We have seen that man too often chooses to use his free will in a negative way. He allows himself to think wrongly, selfishly, and this wrong thinking brings upon him all his troubles. Instead of understanding that it is his essential nature to express God, to be ever about his Father’s business, he tries to set up upon his own account. All our troubles arise from just this folly. We abuse our free will, trying to work apart from God; and the very natural result is all the sickness, poverty, sin, trouble, and death that we find on the physical plane. We must never for a moment try to live for ourselves, or make plans or arrangements without reference to God, or suppose that we can be either happy or successful if we are seeking any other end than to do His Will. Whatever our desire may be, whether it be something concerning our daily work, or our duty at home, our relations with our fellowman, or private plans for the employment of our own time, if we seek to serve self instead of God, we are ordering trouble, disappointment, and unhappiness, notwithstanding what the evidence to the contrary may seem to be. Whereas, if we choose what, through prayer, we know to be His Will, then we are ensuring for ourselves ultimate success, freedom, and joy, however much self-sacrifice and self-discipline it may involve at the moment.

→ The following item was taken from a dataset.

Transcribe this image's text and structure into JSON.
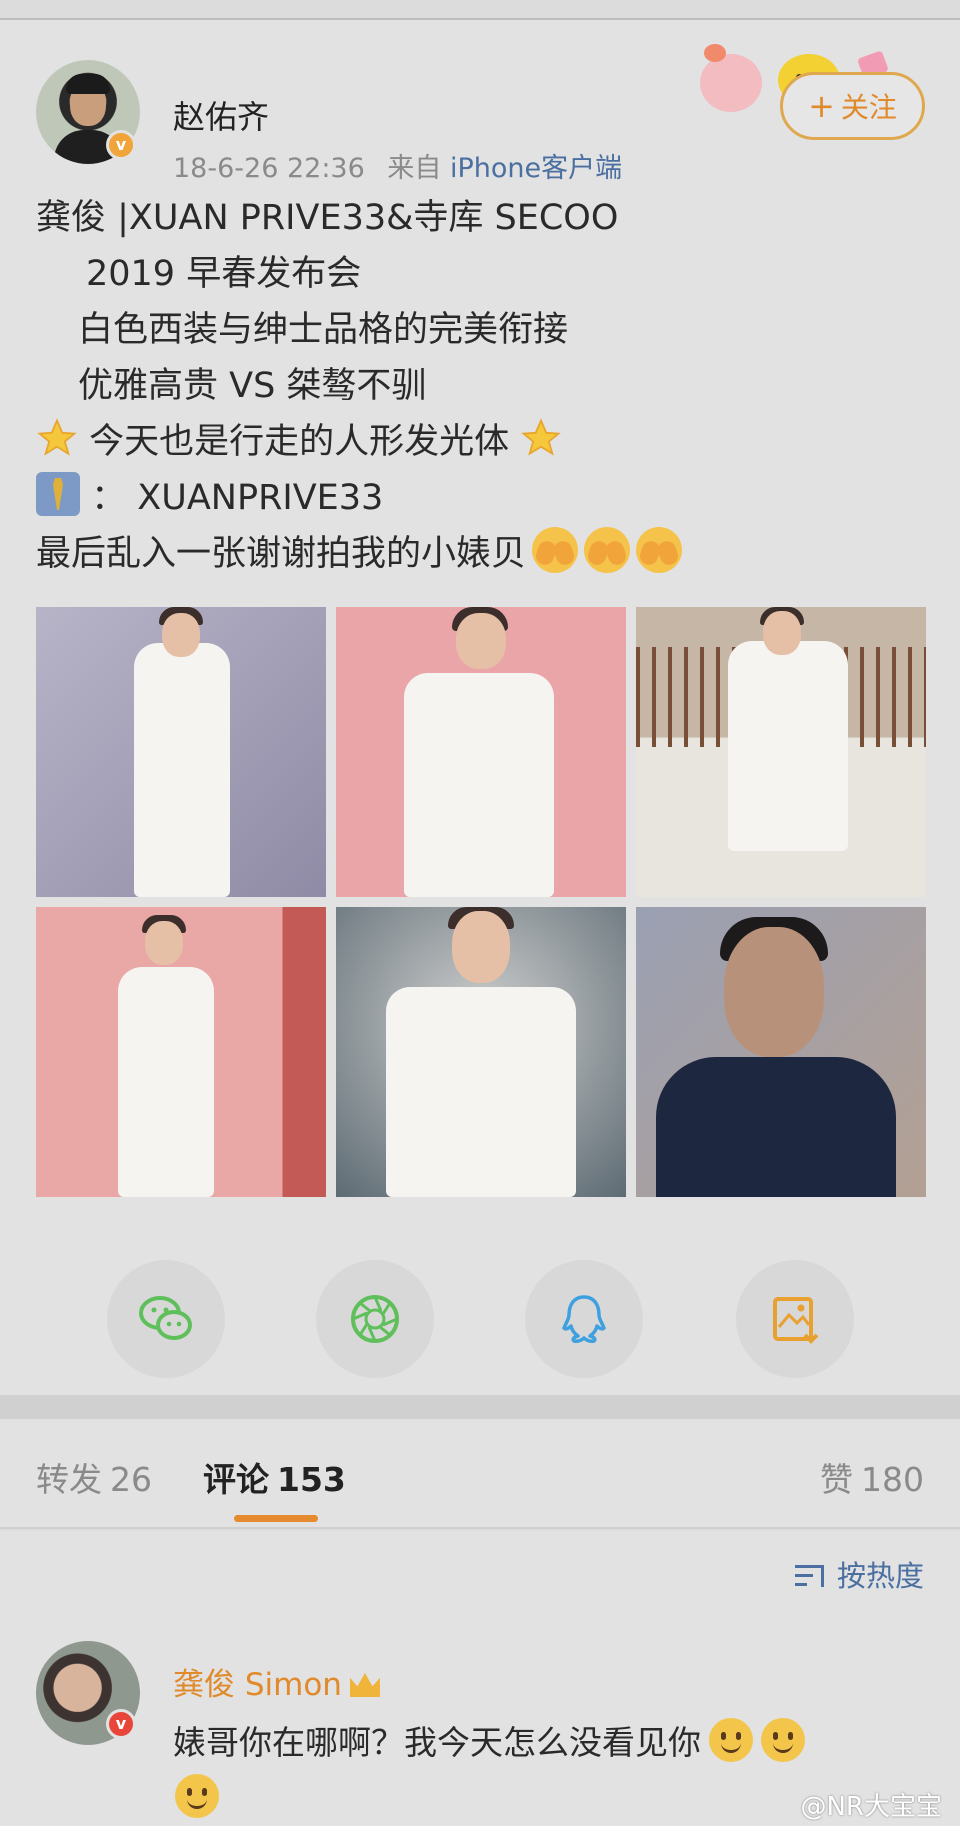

I am again reminded of the conversation with our friend from the previous issue: a part of it we did not gloss. In speaking of the stupidity of other persons, one complaint our friend had was that people were constantly trying to get the world around them to fit their pet ideas and theories rather than adjusting their theories and pet ideas to reality. Likewise, in his 1942 effort World Hypotheses: A Study in Evidence Stephen Pepper talks about the bases of hypotheses, among many other things relating to epistemology, and how their ore is the stuff of common-sense which they seek to refine and make pure. However, they must repeatedly keep coming back to common-sense reality to touch base, because if they do not, they threaten to grow into towering structures without root or foundation, soon enough toppling, utterly lacking in relevance to our lives and thus effectively useless. Even as they seek to extract purified knowledge from common-sense ore, they require common-sense to make them relevant and meaningful. The hypotheses provide a framework for the facts, but they begin to break down either in degree or scope the further away they get from the facts they purportedly seek to explain. (Pepper’s book is a somewhat heavy read and not especially fun, though at least in my opinion totally worthwhile if one is not afraid to have one’s perspective of truth challenged and clarified; it may be perused in its entirety online from the State University of New York Institute of Technology. And incidentally, we also cite Pepper to some extent in The Color of Emily’s Bedroom.)
Einstein likewise grappled with that balance between theory and common-sense from both sides of the issue, as portrayed excellently in Walter Isaacson’s new book Einstein: His Life and Universe: his ideas did not fully take shape or form until through a group of friends he encountered philosophers such as Spinoza (for his unorthodox Jewish panentheism we mention in part in Enlightenment Thinkers: The Death of Teleology), Berkeley (for his conception of spiritual substance and God), and Hume (for his skepticism, particularly concerning the logical necessity often predicated to cause and effect). However, Einstein’s later ideas became so abstracted in the hands of others and used to justify such atrocities that he was at a loss. The conclusion we may draw is that if it were not for theory at all, we would have no framework to hold together the assorted facts of our world; if it were not for these facts, the theory would have no purpose or meaning. Given that this newsletter is devoted to the spiritual life, we might be especially concerned that our theological framework does not detract from the experiential reality of God’s presence in our lives. Our theological framework can certainly help clarify things, but it can quickly both stand in the way of the living God and the loving of our fellow creatures as well, obscuring as much as it illumines. I am reminded of the words of Martin Buber in his essay “The Faith of Judaism” from the 1948 Israel and the World:
The question has often been raised whether a Jewish dogmatics does or does not exist. The emphasis should rather fall on the question of the relative power of dogma in Judaism. There is no need to prove that there are dogmas, in view of the incorporation of Maimonides’ thirteen articles of faith into the liturgy. But dogma remains of secondary importance. In the religious life of Judaism, primary importance is not given to dogma, but to the remembrance and the expectation of a concrete situation: the encounter of God and man. Dogma can arise only in a situation where detachment is the prevailing attitude to the concrete, lived moment—a state of detachment which easily becomes misunderstood in dogmatics as being superior to the lived moment itself. Whatever is enunciated in abstracto in the third person about the divine, on the thither side of the confrontation of I and Thou, is only a projection onto the conceptual construct plane, which, though indispensable, proves itself again and again to be unessential. (Qtd. in The Writings of Martin Buber, 254.)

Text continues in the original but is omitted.